Par

Plutôt qu’écrivain, j’essaie d’être simplement romancier, et plus précisément romancier selon la définition bien connue de Jean Giono : "Le romancier est avant tout un raconteur d’histoires". Mes histoires, je ne vais pas les chercher très loin. Je regarde autour de moi. Je suis resté fidèle à mon pays. Si on ouvre l’œil, on peut voir que les histoires poussent dans n’importe quel lieu, si modeste soit-il. Il suffit qu’il s’y trouve des humains.

Donc, je pars à la découverte ou à la pêche, si on veut. Je tire du courant de la vie ce qui veut bien mordre. Je ferre une anecdote au hasard, quelques personnages qui barbotent. Et je me mets au travail.

Au début, je suis plein d’assurance, j’échafaude déjà mes péripéties, je recrute mes protagonistes, mes seconds rôles, je les briefe. Ils opinent du chef. Ils ont l’air bien commode. On peut y aller. Et j’y vais hardiment : je déblaie le terrain, je brosse à grands traits, je pousse tout le monde sur la scène. Ça part sur les chapeaux de roue.
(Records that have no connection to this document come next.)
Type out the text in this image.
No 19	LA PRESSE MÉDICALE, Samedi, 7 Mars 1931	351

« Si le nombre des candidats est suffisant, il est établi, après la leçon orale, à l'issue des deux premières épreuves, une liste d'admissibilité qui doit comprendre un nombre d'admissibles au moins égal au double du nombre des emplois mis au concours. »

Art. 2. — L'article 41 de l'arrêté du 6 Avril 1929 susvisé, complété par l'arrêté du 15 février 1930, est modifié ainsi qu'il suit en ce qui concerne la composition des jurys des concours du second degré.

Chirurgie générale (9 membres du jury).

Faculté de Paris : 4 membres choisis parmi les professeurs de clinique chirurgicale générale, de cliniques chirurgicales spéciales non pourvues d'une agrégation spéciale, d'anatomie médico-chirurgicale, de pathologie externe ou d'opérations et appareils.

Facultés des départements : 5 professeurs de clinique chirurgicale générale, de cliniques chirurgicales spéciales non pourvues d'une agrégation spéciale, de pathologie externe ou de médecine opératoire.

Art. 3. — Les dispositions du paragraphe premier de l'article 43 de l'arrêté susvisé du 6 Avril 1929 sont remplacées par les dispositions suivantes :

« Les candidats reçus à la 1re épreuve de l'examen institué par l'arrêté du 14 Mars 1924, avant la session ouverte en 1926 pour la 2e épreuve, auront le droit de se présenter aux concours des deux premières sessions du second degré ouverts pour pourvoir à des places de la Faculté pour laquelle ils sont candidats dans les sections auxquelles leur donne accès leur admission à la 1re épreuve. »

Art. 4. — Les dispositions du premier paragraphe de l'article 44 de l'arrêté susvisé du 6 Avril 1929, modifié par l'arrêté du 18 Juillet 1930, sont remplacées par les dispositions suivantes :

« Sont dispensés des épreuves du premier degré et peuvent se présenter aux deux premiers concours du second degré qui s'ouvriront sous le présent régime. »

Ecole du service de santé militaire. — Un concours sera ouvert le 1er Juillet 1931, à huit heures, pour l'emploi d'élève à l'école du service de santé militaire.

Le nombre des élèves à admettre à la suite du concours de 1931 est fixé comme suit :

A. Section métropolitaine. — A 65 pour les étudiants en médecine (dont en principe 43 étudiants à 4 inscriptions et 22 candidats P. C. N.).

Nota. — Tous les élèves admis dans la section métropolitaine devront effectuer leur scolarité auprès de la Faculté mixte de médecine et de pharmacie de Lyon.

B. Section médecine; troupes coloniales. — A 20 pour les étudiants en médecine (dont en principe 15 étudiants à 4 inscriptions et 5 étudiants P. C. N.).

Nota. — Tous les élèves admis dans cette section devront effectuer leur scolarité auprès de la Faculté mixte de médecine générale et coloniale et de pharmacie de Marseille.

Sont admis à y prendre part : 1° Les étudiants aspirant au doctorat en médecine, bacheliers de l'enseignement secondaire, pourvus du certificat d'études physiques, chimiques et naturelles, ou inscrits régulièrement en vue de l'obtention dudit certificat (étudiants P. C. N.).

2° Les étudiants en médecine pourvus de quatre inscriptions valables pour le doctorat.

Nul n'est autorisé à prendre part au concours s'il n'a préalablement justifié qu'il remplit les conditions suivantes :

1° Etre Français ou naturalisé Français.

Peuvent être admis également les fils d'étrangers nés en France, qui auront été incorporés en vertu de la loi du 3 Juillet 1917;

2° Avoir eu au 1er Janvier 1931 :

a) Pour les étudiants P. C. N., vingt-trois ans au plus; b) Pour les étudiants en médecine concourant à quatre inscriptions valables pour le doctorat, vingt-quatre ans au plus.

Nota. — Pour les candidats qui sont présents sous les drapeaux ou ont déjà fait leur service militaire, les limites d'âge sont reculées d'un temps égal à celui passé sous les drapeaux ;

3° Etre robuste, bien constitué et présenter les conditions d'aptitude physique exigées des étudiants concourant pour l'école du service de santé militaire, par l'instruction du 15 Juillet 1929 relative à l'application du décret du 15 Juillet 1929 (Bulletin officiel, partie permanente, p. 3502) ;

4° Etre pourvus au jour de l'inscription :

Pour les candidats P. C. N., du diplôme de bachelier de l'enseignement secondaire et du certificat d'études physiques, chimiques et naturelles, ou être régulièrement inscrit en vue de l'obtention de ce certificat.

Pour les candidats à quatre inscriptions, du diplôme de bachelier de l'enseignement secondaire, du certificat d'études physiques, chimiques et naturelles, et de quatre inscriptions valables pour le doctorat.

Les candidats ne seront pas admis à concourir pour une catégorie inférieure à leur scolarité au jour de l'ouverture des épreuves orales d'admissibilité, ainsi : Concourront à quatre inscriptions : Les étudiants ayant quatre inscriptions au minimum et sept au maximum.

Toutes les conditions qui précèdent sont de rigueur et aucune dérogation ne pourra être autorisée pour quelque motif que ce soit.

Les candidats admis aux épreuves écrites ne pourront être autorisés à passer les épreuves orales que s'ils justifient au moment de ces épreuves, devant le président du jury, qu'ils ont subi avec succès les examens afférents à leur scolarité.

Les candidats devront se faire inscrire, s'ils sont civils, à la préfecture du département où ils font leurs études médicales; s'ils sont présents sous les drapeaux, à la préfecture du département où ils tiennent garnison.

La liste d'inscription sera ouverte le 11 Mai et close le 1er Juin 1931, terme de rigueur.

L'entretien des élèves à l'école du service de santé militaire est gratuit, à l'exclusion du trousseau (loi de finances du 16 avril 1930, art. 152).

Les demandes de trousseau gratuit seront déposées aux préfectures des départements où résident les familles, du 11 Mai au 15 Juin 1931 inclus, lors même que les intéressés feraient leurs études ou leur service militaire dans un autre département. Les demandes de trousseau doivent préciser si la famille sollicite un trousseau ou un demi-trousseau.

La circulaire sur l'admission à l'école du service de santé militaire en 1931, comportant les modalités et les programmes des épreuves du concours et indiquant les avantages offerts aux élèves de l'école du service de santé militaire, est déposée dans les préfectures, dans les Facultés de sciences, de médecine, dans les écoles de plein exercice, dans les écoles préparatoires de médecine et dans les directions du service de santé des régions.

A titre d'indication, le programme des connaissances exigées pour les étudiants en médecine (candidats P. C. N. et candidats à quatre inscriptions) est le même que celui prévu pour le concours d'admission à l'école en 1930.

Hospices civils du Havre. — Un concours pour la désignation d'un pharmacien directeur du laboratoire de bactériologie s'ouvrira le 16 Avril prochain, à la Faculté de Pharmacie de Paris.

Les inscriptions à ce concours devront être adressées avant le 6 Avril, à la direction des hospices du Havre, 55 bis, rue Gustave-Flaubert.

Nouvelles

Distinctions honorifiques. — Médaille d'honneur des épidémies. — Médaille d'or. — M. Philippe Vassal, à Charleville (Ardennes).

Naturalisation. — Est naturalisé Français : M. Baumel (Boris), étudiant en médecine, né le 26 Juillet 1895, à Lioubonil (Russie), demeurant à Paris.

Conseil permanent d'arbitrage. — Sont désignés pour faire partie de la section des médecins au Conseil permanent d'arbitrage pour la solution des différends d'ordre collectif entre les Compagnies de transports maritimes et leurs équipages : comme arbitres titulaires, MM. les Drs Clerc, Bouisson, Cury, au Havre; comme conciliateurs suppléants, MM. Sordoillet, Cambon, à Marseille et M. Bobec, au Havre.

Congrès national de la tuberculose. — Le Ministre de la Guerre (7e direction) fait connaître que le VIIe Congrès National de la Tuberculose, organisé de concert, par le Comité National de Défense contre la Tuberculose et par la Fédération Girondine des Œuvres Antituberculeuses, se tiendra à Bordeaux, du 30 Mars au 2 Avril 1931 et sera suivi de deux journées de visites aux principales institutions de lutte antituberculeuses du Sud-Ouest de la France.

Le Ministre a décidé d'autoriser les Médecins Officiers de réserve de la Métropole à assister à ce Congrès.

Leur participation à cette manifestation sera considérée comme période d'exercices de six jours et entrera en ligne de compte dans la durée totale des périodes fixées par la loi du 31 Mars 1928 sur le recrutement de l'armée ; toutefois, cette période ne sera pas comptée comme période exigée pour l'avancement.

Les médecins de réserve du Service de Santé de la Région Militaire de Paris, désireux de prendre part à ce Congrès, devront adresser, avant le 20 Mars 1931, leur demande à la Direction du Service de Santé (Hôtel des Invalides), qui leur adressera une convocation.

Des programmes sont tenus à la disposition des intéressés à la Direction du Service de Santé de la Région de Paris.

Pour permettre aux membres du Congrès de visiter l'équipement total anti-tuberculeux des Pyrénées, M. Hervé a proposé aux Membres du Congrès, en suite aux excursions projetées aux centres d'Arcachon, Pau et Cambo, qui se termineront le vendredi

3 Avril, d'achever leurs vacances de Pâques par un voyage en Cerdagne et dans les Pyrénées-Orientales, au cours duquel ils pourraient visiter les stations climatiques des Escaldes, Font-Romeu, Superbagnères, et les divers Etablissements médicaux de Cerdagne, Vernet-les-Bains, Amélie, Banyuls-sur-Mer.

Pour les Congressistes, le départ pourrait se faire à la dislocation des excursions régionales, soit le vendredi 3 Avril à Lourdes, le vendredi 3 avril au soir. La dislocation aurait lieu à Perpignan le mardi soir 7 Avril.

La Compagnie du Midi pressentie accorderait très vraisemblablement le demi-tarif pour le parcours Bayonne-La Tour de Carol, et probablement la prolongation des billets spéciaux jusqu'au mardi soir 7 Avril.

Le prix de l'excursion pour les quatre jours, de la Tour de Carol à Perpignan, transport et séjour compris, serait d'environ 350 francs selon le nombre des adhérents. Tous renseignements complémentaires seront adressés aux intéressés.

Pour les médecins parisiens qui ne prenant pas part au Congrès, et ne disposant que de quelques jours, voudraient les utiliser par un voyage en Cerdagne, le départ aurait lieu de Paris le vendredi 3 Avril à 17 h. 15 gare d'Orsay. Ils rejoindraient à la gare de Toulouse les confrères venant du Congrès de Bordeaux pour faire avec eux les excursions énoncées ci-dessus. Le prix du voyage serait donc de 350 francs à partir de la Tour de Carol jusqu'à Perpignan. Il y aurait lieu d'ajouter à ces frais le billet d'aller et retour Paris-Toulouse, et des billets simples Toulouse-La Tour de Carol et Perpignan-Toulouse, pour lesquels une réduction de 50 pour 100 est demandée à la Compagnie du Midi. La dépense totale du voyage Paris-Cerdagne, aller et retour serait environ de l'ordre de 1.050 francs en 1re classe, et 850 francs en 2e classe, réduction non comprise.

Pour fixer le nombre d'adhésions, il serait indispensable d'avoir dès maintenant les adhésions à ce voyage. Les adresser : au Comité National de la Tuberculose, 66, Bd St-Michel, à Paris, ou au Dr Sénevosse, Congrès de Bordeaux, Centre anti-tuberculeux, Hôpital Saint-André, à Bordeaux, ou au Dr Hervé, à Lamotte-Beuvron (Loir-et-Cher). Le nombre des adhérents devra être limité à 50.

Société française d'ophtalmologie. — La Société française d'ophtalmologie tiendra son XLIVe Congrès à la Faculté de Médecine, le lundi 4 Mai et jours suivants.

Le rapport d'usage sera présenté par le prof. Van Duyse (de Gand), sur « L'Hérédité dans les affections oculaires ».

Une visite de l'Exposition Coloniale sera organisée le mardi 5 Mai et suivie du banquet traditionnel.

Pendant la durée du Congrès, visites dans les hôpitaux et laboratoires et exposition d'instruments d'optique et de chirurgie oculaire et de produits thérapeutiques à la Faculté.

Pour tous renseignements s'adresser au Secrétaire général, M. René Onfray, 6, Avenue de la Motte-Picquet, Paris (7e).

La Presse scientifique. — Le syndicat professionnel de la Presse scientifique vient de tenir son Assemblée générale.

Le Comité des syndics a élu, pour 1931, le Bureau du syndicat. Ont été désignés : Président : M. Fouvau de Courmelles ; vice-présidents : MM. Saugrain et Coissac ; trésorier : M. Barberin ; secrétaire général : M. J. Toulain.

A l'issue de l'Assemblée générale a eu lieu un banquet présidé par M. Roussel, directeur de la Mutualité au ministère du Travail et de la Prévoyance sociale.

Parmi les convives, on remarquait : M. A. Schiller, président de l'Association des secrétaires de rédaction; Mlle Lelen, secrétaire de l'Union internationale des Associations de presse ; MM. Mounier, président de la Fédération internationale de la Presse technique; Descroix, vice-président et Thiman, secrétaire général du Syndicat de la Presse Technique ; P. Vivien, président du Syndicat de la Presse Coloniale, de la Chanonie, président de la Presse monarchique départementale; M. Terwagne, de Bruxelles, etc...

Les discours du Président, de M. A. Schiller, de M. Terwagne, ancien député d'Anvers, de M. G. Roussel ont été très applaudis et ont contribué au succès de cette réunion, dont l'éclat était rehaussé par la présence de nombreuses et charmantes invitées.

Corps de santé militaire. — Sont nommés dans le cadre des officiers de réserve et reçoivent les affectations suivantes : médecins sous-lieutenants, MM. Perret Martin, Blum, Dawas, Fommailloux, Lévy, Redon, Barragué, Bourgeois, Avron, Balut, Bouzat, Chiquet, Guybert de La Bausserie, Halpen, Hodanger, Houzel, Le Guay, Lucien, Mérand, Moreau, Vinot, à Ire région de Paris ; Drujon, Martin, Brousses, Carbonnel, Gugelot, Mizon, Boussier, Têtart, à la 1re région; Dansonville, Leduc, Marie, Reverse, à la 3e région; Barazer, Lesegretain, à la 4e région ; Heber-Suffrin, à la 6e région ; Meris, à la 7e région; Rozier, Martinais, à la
Heureusement, il y a le temps. Je démarre vite, mais, en fait, je suis lent. Pour arriver au mot "fin", il me faudra plus d’un an. Le premier élan passé, arrivent inévitablement les longs moments à sucer mon porteplume, à regarder le plafond, à tourner en rond. Des temps morts, en apparence, mais peut-être pas si morts que ça, pendant lesquels, peu à peu, la chimie du roman s’enclenche.

Car, tandis que je gobe les mouches, je prends conscience que les choses sont peut-être plus compliquées que je ne l’avais pensé. Selon l’angle, par exemple, où l’on observe le même événement, il n’est plus tout à fait le même. Alors, quel est le bon angle ? Et mes personnages ? Je les ai embauchés, mais maintenant qu’ils ont mis la main à la pâte, je vois bien qu’ils ont leur façon de faire, leur caractère. Au lieu de leur dire comment ils doivent s’y prendre, me voilà obligé de leur demander ce qu’ils en pensent. Ça y est : ça distille, ça décante, ça transmute. Le roman est en marche.

Le romancier est un présomptueux qui croyait tout savoir et que les embûches de la création amènent à résipiscence. Chaque nouveau roman lui apprend qu’il ne savait rien de son sujet. Chaque nouveau sujet est une confrontation avec la complexité de la vie. Lentement, les événements lui apparaissent dans l’enchevêtrement de leur parcours, avec leur source cachée, leurs sinuosités, leurs passages souterrains, leurs embouchures déconcertantes. Lentement se dévoilent les personnages, que le romancier avait engagés sur leur seule apparence. Ils ont un passé, des souffrances cachées, des désirs, des espoirs dont il ne s’était pas avisé. Le roman se met à détruire les stéréotypes, les idées convenues, les étiquettes auxquels l’existence quotidienne nous condamne.

Dans la vie, nous ne voyons que le dessus des choses, nous vivons dans un axe horizontal. Le roman plonge à la verticale. Il nous emmène sous la surface, dans les profondeurs, où tout est perplexité, paradoxe, énigme. Le roman jette à bas nos triviales certitudes.

De sa plongée, le romancier ne rapporte aucune révélation, aucune vérité, aucun système. Il ne peut offrir qu’un point d’interrogation. Dans un monde qui croit tout savoir, le roman brandit à bout de bras le mystère infini de l’être.